As he strode out of the alleyway, the strangeness of the moment was not lost on him. His son was the last person he had carried in this way, the night he had died in his arms. The fear trickled back with the thought, and as he walked he had to keep looking down at his son's face, listening for the soft breath, checking for the bright flush of life in his skin. But it was okay. His son was alive.

His son was alive.

Finally, he reached their building and pushed himself to scale the stairs to the second floor. Every glance down at his son in the pale lights of the hallway made his heart jump. He hasn't changed! He hasn't aged! Dear god! Cradling his boy close, he shouldered open the door to the apartment, and staggered to the back room, his breath coming in hard gasps.

Swinging around to the far side of the room, he gently lowered his son onto his own bed, and switched on the bedside lamp. He settled his boy's head against the pillow and straightened his legs so he lay on his back. Always the tallest in their family, his son's feet dangled over the end, and the sight made him smile.

The night finally caught up with him, and Mark dropped against the bedside, his breath heavy, his heart beating a pounding rhythm against his chest. Closing his eyes he focused on his breathing until the pounding lessened, then looked up at his boy.

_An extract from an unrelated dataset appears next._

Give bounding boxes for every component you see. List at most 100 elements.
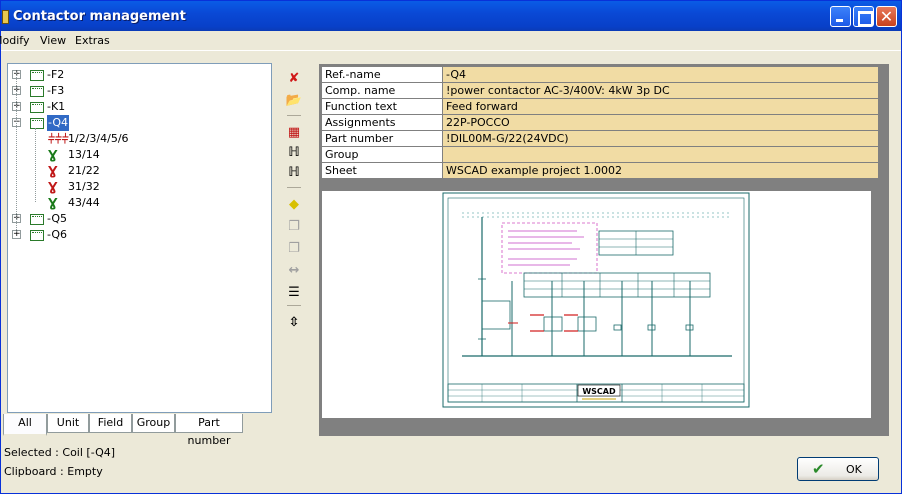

His son's face was turned towards him, relaxed in sleep, his eyelashes clumped with tears. The sight stunned him, and he reached out to his boy, sweeping the hair from his forehead, cradling his cheek, and started to cry.

The faint scars of the bus accident were mere shadows of what they'd been when he'd seen his boy last, a haunted specter of a corpse. His boy's skin was flushed, with no trace of the death that had claimed him, outside of a slight tinge under his brow. His boy breathed again, lived again.

He'd come back to him.

He had his miracle. Smiling through the tears, he slowly stood, his joints aching and stiff, and pulled a chair over to the side of the bed. Taking his son's hand in his own, he relaxed back in the chair and wept quietly as he watched him sleep.